Premier Wu Den-yih (吳敦義) is “almost certain” to be President Ma Ying-jeou’s (馬英九) running mate in the presidential election in January next year, a local newspaper reported yesterday.
The Chinese-language China Times reported that the Chinese Nationalist Party (KMT) was expected to declare Wu’s candidacy before the party’s plenary session on June 25.
Although Wu’s vice presidential run has yet to be confirmed, his close interactions with Ma in the past month are an indication that barring some unforeseen event, the Ma-Wu ticket is almost a done deal, political observers said.
The China Times quoted informed sources as saying that Wu’s key staff in the Executive Yuan have moved into Ma’s campaign headquarters, another sign that he will be Ma’s running mate.
Observers also pointed to the KMT precedent of selecting a Cabinet chief to run for the nation’s second-highest office.
As to the question of whether Wu would quit as premier to run for vice president, senior government officials said it would be too risky to change the administrative team just six months before heading into a critical campaign, the report said.
As such, it is quite unlikely that the president will reshuffle the Cabinet, they said, although a minor reshuffle cannot be ruled out.
Political observers said that main reason for Ma choosing Wu as his running mate was Wu’s “fighting spirit” and “combat power.”
The eloquent and outspoken Wu can stand up to the Democratic Progressive Party’s (DPP) presidential candidate, Tsai Ing-wen (蔡英文), and her running mate, who has yet to be decided.
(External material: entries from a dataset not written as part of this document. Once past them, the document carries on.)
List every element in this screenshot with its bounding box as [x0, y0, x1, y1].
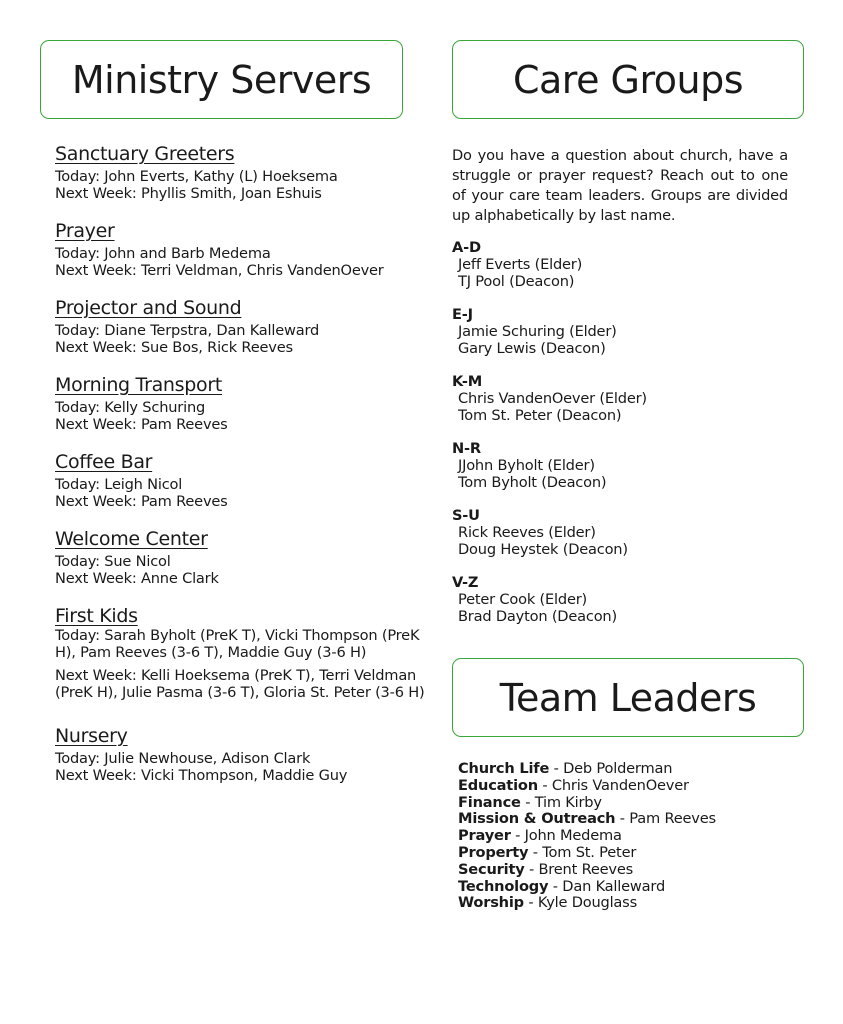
team-role: Education: [458, 776, 538, 794]
team-role: Mission & Outreach: [458, 810, 616, 828]
next-week-line: Next Week: Anne Clark: [55, 570, 219, 587]
today-line: Today: Leigh Nicol: [55, 476, 183, 493]
team-leader-name: - John Medema: [510, 827, 622, 845]
care-group: [452, 574, 802, 625]
deacon-name: Tom Byholt (Deacon): [458, 474, 607, 491]
team-leader-name: - Brent Reeves: [524, 860, 634, 878]
team-leader-name: - Dan Kalleward: [548, 877, 666, 895]
team-leader-row: [458, 879, 803, 896]
elder-name: Jeff Everts (Elder): [458, 256, 583, 273]
care-groups-intro: Do you have a question about church, have a struggle or prayer request? Reach out to one of your care team leaders. Groups are divided up alphabetically by last name.: [452, 147, 788, 224]
next-week-line: Next Week: Sue Bos, Rick Reeves: [55, 339, 293, 356]
ministry-title: Morning Transport: [55, 374, 223, 396]
group-range: K-M: [452, 373, 483, 390]
team-leader-row: [458, 778, 803, 795]
elder-name: Chris VandenOever (Elder): [458, 390, 647, 407]
group-range: E-J: [452, 306, 473, 323]
deacon-name: Doug Heystek (Deacon): [458, 541, 628, 558]
today-line: Today: Julie Newhouse, Adison Clark: [55, 750, 311, 767]
deacon-name: Brad Dayton (Deacon): [458, 608, 617, 625]
ministry-title: Nursery: [55, 725, 128, 747]
today-line: Today: Sarah Byholt (PreK T), Vicki Thompson (PreK H), Pam Reeves (3-6 T), Maddie Guy (3-6 H): [55, 627, 420, 661]
next-week-line: Next Week: Vicki Thompson, Maddie Guy: [55, 767, 348, 784]
team-role: Finance: [458, 793, 521, 811]
care-group: [452, 239, 802, 290]
team-leaders-heading: Team Leaders: [499, 675, 757, 720]
care-groups-heading: Care Groups: [512, 57, 744, 102]
ministry-title: Welcome Center: [55, 528, 208, 550]
team-leader-row: [458, 845, 803, 862]
today-line: Today: John Everts, Kathy (L) Hoeksema: [55, 168, 338, 185]
team-leader-name: - Tom St. Peter: [528, 843, 637, 861]
ministry-title: First Kids: [55, 605, 138, 627]
ministry-section: [55, 374, 427, 433]
elder-name: Rick Reeves (Elder): [458, 524, 596, 541]
ministry-title: Sanctuary Greeters: [55, 143, 235, 165]
ministry-title: Prayer: [55, 220, 115, 242]
group-range: V-Z: [452, 574, 479, 591]
team-leader-name: - Chris VandenOever: [537, 776, 689, 794]
deacon-name: TJ Pool (Deacon): [458, 273, 575, 290]
team-leader-name: - Deb Polderman: [549, 760, 673, 777]
team-role: Worship: [458, 894, 524, 912]
team-leader-row: [458, 895, 803, 912]
team-leader-row: [458, 862, 803, 879]
care-group: [452, 507, 802, 558]
ministry-servers-heading: Ministry Servers: [71, 57, 372, 102]
elder-name: JJohn Byholt (Elder): [458, 457, 595, 474]
care-group: [452, 306, 802, 357]
ministry-section: [55, 297, 427, 356]
team-leader-row: [458, 828, 803, 845]
team-leader-name: - Pam Reeves: [615, 810, 716, 828]
team-role: Property: [458, 843, 529, 861]
ministry-section: [55, 605, 427, 701]
team-leaders-list: [458, 761, 803, 912]
today-line: Today: Kelly Schuring: [55, 399, 206, 416]
group-range: N-R: [452, 440, 481, 457]
elder-name: Peter Cook (Elder): [458, 591, 588, 608]
today-line: Today: Diane Terpstra, Dan Kalleward: [55, 322, 320, 339]
ministry-title: Projector and Sound: [55, 297, 242, 319]
care-group: [452, 373, 802, 424]
team-leader-row: [458, 761, 803, 778]
ministry-section: [55, 143, 427, 202]
next-week-line: Next Week: Phyllis Smith, Joan Eshuis: [55, 185, 322, 202]
ministry-section: [55, 451, 427, 510]
team-leader-row: [458, 811, 803, 828]
team-leader-name: - Kyle Douglass: [523, 894, 637, 912]
team-leaders-heading-box: [452, 658, 804, 737]
care-groups-heading-box: [452, 40, 804, 119]
team-role: Prayer: [458, 827, 511, 845]
elder-name: Jamie Schuring (Elder): [458, 323, 617, 340]
group-range: S-U: [452, 507, 480, 524]
team-role: Security: [458, 860, 525, 878]
care-group: [452, 440, 802, 491]
team-leader-name: - Tim Kirby: [520, 793, 602, 811]
deacon-name: Gary Lewis (Deacon): [458, 340, 606, 357]
today-line: Today: John and Barb Medema: [55, 245, 271, 262]
next-week-line: Next Week: Terri Veldman, Chris VandenOever: [55, 262, 384, 279]
next-week-line: Next Week: Kelli Hoeksema (PreK T), Terri Veldman (PreK H), Julie Pasma (3-6 T), Gloria St. Peter (3-6 H): [55, 667, 425, 701]
team-role: Church Life: [458, 760, 550, 777]
today-line: Today: Sue Nicol: [55, 553, 171, 570]
team-leader-row: [458, 795, 803, 812]
care-groups-list: [452, 239, 802, 641]
next-week-line: Next Week: Pam Reeves: [55, 493, 228, 510]
ministry-title: Coffee Bar: [55, 451, 153, 473]
deacon-name: Tom St. Peter (Deacon): [458, 407, 622, 424]
team-role: Technology: [458, 877, 549, 895]
ministry-servers-heading-box: [40, 40, 403, 119]
ministry-section: [55, 725, 427, 784]
ministry-servers-list: [55, 143, 427, 802]
next-week-line: Next Week: Pam Reeves: [55, 416, 228, 433]
group-range: A-D: [452, 239, 481, 256]
ministry-section: [55, 220, 427, 279]
ministry-section: [55, 528, 427, 587]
Wu also has rapport with people and government leaders at a local level.
During the KMT Central Standing Committee meeting on Wednesday, Ma praised Wu as having achieved the “three missions” assigned to him two years ago, the report said.
The three missions refer to the reconstruction work after the devastating typhoons of 2009, control of a flu outbreak and reviving the economy.
In related news, a recent poll conducted by the Chinese-language United Daily News found that 46 percent of respondents were positive about Wu’s performance, while 41 percent gave the administrative team a positive rating.
As for Ma, 45 percent of respondents said they were satisfied with his performance, but 41 percent were not — an apparent split in the public’s perception of the president.